Jeep’s Bruce Springsteen Super Bowl Ad Faces Backlash For Telling Americans To Embrace The Political “Middle”

Photo: Dimitrios Kambouris/Getty Images for Tony Awards Productions.
This year’s Super Bowl commercials can best be summed up in two words: emotional terrorism. From Oatly's CEO singing to us about milk, to Timothée Chalamet as Edward Scissorhands driving a car, we laughed, we cried, we were kind of sometimes scared. But numerous companies seemed to shamelessly embrace the tumult of a year rocked by a global pandemic, overt racism and police brutality, and a contentious election. Among such companies was Jeep, who called upon Bruce Springsteen, of all people, to promote a message of “unity.”
Jeep's commercial opens with a drone-eye’s view of a snow-covered road before cutting to the inside of a truck, where the camera closes in on weathered cowboy boots and shimmering grain silos — the perfect encapsulation of every politician’s wet dream: “middle America.” As solemn music plays in the background, Bruce Springsteen, the human equivalent of the American flag, begins to speak about a small chapel in Kansas.
“All are more than welcome to come meet here in the middle,” he says. “It’s no secret: the middle has been a hard place to get to lately. Between red and blue; between servant and citizen; between our freedom and our fear.” Springsteen then pontificates on the downfalls of fear and the properties of freedom before declaring that “we need the middle. We just have to remember the very soil we stand on is common ground.” (Hint: the very soil we stand on is actually stolen Indigenous ground, but I digress.) 

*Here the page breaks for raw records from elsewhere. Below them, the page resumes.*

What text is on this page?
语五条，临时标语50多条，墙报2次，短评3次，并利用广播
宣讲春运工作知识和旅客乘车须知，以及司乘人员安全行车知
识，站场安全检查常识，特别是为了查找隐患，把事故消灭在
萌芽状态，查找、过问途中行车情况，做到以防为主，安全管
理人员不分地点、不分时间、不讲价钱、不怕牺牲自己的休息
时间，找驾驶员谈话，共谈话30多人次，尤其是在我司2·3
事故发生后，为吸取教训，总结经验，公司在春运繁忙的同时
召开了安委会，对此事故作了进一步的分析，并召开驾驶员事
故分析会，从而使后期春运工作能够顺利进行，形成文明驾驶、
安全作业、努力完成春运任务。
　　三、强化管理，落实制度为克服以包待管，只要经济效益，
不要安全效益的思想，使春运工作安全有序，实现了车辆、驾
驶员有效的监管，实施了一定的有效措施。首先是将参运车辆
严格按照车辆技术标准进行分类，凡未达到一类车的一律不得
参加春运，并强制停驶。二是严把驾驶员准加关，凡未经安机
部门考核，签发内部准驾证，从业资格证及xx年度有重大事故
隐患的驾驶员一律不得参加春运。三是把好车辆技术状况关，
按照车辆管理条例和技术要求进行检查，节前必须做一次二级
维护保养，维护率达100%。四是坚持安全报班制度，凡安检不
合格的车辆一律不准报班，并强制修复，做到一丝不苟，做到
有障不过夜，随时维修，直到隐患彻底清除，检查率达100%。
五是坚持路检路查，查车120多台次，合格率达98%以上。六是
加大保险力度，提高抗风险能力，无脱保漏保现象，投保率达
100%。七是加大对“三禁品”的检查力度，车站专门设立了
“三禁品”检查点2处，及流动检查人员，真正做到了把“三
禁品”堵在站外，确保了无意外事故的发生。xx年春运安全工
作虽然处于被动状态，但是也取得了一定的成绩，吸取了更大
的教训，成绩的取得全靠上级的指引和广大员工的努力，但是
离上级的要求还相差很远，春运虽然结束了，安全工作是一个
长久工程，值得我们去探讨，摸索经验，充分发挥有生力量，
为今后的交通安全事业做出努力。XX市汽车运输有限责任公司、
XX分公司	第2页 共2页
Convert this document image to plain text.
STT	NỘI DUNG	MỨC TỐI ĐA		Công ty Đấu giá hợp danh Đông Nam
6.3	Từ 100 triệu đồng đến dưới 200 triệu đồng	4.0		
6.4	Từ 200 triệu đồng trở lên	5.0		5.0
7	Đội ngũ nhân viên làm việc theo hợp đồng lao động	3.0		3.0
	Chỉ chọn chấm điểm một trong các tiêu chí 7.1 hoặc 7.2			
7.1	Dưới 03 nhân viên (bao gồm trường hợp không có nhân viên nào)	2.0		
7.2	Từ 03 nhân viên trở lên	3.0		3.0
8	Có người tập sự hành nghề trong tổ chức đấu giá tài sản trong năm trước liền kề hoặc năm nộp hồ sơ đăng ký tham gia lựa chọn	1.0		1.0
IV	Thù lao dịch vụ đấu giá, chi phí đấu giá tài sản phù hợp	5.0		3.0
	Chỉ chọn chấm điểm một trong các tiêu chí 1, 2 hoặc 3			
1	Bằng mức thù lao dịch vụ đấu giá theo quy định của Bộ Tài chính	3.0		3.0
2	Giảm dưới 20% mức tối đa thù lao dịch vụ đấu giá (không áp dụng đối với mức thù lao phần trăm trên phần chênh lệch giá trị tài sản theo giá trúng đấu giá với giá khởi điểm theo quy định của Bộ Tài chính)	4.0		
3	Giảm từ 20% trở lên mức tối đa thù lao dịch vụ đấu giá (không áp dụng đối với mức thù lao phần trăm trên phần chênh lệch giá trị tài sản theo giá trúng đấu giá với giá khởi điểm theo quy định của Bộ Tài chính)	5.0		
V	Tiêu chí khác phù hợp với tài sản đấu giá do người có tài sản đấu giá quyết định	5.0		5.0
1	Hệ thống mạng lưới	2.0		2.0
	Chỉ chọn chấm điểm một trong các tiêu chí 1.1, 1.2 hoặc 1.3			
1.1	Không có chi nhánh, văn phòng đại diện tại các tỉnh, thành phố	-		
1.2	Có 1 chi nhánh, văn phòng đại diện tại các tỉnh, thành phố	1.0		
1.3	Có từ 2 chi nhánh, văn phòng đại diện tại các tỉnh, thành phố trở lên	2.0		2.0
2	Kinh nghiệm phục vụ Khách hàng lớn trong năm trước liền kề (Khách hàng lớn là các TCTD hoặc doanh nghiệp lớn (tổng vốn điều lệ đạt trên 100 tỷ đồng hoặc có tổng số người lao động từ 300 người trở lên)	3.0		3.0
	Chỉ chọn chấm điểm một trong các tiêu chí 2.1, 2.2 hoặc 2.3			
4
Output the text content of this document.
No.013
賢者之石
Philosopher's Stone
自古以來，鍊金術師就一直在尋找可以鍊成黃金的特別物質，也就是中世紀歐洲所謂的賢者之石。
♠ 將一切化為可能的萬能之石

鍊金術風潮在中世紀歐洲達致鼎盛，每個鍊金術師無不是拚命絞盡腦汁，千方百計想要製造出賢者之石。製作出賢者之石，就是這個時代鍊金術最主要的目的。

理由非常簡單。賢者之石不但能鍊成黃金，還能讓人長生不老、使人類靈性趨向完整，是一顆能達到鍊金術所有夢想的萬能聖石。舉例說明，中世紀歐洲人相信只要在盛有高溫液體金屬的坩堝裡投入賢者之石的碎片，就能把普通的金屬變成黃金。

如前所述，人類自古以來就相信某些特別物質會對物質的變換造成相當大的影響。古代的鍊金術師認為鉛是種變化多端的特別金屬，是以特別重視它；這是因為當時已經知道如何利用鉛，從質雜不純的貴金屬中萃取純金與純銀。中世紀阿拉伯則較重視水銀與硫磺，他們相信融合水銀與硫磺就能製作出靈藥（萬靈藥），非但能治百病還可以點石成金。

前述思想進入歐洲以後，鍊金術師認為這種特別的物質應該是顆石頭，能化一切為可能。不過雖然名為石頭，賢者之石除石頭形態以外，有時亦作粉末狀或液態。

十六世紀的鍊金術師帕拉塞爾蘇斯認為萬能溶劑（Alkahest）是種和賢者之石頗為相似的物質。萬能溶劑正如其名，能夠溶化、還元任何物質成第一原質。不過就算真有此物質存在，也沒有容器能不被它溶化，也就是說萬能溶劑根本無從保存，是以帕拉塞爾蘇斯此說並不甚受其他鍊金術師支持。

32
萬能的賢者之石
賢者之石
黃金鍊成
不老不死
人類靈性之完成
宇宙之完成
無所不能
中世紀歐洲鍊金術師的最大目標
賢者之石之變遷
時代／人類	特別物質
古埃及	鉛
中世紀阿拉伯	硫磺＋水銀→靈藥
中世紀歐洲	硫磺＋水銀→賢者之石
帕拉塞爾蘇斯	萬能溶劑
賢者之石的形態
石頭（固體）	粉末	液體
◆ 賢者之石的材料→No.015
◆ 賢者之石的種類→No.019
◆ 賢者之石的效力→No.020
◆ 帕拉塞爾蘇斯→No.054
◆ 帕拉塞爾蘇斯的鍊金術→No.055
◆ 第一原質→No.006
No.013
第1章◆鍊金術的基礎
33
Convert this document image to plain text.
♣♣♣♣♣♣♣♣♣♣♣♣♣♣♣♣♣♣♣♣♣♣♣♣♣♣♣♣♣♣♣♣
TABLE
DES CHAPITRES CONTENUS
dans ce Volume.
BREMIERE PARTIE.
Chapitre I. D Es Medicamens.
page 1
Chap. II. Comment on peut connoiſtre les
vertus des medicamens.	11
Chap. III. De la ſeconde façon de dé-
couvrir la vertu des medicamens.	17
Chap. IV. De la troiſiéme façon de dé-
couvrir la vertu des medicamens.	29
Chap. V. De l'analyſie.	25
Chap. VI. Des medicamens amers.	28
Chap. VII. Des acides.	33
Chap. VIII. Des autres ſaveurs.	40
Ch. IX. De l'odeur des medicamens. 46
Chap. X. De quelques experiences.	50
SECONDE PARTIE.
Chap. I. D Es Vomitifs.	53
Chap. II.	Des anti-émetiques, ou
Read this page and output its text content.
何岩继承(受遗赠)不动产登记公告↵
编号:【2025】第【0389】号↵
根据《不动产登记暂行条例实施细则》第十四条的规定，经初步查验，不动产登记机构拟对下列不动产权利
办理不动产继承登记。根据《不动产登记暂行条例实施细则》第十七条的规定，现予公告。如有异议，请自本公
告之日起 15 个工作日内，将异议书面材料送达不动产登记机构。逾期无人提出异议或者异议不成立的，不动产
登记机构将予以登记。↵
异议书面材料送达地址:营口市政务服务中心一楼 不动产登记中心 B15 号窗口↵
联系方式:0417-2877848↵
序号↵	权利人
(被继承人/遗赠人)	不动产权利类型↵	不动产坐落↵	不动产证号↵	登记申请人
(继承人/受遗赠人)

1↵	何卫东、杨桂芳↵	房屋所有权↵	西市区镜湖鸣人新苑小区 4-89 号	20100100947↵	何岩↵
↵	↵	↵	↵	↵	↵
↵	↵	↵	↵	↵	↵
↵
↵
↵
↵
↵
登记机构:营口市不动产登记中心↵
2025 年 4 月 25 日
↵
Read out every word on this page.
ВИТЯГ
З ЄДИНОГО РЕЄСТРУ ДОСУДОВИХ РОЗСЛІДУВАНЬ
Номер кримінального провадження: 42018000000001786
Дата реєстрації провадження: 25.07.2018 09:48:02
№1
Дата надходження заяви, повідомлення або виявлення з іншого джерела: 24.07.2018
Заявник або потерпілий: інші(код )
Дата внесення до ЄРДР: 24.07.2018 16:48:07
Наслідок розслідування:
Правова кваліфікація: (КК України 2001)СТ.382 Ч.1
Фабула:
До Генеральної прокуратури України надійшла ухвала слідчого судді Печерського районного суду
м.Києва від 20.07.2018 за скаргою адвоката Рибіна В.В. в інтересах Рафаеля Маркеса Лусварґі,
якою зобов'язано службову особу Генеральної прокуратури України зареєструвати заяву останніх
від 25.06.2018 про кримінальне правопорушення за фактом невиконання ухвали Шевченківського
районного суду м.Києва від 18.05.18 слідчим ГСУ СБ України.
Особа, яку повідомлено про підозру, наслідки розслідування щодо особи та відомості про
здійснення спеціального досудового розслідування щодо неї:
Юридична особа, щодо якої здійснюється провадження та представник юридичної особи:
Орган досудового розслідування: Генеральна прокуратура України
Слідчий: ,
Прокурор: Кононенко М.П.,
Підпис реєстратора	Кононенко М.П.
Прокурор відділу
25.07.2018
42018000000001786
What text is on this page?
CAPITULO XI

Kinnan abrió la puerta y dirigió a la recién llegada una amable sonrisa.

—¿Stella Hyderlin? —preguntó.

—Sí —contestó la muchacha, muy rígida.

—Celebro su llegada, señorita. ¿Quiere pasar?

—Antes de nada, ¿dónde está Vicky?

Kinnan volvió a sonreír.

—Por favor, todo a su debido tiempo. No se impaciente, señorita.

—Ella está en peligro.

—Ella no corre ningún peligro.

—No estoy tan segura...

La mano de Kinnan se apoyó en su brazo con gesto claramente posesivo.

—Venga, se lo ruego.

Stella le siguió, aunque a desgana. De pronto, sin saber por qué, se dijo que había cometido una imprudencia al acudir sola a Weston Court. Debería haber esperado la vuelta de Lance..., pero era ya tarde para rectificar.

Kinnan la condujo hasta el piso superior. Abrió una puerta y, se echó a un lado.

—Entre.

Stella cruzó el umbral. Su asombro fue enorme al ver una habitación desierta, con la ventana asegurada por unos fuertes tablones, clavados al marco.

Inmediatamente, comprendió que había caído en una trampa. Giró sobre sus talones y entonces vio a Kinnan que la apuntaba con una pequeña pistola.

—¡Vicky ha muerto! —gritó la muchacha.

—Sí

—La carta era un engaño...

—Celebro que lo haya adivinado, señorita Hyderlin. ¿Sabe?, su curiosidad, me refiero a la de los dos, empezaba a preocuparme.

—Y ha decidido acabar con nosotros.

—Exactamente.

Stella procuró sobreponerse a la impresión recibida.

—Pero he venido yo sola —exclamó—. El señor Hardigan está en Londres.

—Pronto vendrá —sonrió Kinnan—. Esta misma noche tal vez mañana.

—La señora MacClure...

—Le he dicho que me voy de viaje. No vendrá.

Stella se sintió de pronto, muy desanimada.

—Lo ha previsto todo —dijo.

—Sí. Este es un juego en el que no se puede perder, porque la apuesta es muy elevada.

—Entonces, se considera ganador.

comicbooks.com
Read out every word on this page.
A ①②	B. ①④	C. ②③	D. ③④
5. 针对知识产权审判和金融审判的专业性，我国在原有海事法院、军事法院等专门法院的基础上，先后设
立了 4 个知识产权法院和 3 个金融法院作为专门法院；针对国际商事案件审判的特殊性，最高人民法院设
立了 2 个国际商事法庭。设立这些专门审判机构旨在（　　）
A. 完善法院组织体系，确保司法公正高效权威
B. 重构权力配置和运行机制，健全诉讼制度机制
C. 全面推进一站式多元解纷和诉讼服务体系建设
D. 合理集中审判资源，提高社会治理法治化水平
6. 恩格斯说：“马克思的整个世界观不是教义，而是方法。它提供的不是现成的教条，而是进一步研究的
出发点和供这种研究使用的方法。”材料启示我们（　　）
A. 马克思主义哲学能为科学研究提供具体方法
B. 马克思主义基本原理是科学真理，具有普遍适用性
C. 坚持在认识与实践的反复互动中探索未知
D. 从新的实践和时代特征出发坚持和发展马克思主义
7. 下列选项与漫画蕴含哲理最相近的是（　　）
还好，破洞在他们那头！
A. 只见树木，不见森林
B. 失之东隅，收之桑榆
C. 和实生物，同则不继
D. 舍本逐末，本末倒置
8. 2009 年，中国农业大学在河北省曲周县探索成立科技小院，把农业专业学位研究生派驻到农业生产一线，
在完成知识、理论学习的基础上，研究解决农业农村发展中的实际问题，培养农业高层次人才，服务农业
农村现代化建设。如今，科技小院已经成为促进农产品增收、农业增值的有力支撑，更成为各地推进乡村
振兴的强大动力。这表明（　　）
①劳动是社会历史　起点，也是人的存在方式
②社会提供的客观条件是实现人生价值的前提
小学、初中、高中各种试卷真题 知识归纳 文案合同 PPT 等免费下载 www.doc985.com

You can watch Jeep and Springsteen’s endorsement of the political middle here: 
But the ad, to no surprise, was met with some backlash. As was its star. Springsteen was openly critical of former U.S. President Donald Trump, which no doubt played a significant part in the decision to cast the 71-year-old musician in the 30-second ad. On Oct. 8, 2020, Springsteen tweeted an audio clip of the singer reciting a poem by Elayne Griffin Baker on an episode of his SiriusXM show, “From My Home To Yours.”
“We are rudderless and joyless. We have lost the cultural aspects of society that make America great,” Springsteen said. “We have lost our mojo, our fun, our happiness, our cheering on of others. We are lost. We’ve lost so much in so short a time. On Nov. 3, vote them out.” He also told a reporter from Australia’s The Daily Telegraph that he’d “be on the next plane” to Australia if Trump had won re-election. 
But apparently the promise of a hefty paycheque, courtesy of Jeep, is enough to persuade The Boss to change his tune. And that's where Sprinsteen was met with a scorned internet. “I believe what the Jeep ad was telling us is that if we just set aside our differences with the fascists who want us silenced or dead, Bruce Springsteen will bring us each a Jeep we can use when we eventually have to flee to Canada,” Rex Huppke, a syndicated humor columnist for the Chicago Tribune, tweeted. “You would think Jeep would know that if you drive in the precise middle of the road you will die,” Jennifer Wright, author and freelance writer, posted. And of course, they were not alone. Here is just a sampling of the instant backlash: 
To be fair, Springsteen and the marketing team at Jeep are not the only ones calling for unity in the wake of a contentious election and a deadly insurrection. President Joe Biden ran on the promise of unifying the U.S., and Republicans -— many of whom peddled the former president’s election fraud lies and conspiracy theories — are now anxious for the country to “move on” from the January 6 coup attempt that left five people dead. 
The problem, of course, is that straddling the political fence means legitimizing racist, sexist, bigoted views that harm the most marginalized among us. A number of white supremacist groups were present at the Capitol Building riot, for example, and a recent report by the Center for Strategic and International Studies found far-right groups to be responsible most U.S. terrorist attacks.
Former president Donald Trump’s racist, violent, and incendiary rhetoric was responsible for a 226 percent rise in hate crimes in counties that hosted his 2016 campaign rallies, as well as a rise in harassment and threats aimed at clinics that provide abortions and hate crimes against Asian Americans. One-hundred and forty-seven Republican politicians objected to certifying the 2020 presidential election after the January 6 riot, and three-quarters of Republican voters still believe the outright lie that the election was stolen by President Biden and the Democrats. 
Also, let's not forget: The Republican party openly embraced a presidential candidate who ran an anti-LGBTQ, anti-Muslim, anti-Immigrant campaign while he attacked women, Black people, and openly boasted about committing sexual assault. 
To sit in the middle of a political aisle in the name of “unity” is to not only legitimize but openly condone a party that has embraced QAnon conspiracy theorists — the very people who now claim the Republican party “belongs to Trump.”
So while the possibility of a brand new Jeep hand-delivered by Springsteen is tempting, the country would be much better off if instead of sitting in the middle, we all worked to de-legitimize and extinguish the ideologies that have caused and perpetuated so much hate and violence. Because when you fail to pick a side, you endorse the wrong one.